The evolution of trait correlations constrains phenotypic adaptation to high CO2 in a eukaryotic alga

2020
Microbes form the base of food webs and drive biogeochemical cycling. Predicting the effects of microbial evolution on global elemental cycles remains a significant challenge due to the sheer number of interacting environmental and trait combinations. Here we present an approach for modeling the interactive effects of de novo biological change and multivariate trait correlation evolution using principal component axes. We investigated the outcome of thousands of possible adaptive walks parameterized using empirical evolution data from the alga Chlamydomonas exposed to high CO2. We found that only a limited number of phenotypes emerged. Applying adaptive trait correlations to the starting population (historical bias) accelerated adaptation while highly convergent, nonrandom phenotypic solutions emerged irrespective of bias.

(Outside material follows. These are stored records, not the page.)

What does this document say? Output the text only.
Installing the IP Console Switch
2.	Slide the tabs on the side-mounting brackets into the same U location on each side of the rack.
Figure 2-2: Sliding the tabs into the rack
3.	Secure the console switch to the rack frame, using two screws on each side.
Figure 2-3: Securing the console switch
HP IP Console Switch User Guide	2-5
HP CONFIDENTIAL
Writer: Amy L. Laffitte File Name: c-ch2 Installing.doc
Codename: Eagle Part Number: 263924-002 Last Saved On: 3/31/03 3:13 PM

These findings are consistent with a limited set of evolutionary trajectories underlying the vast amount of possible trait combinations (phenotypes). Critically, we demonstrate that these dynamics emerge in an empirically defined multidimensional trait space and show that trait correlations, in addition to trait values, must evolve to explain multi-trait adaptation. Identifying high probability high-fitness outcomes based on trait correlations is necessary in order to connect microbial evolutionary responses to biogeochemical cycling, thereby enabling the incorporation of these dynamics into global ecosystem models.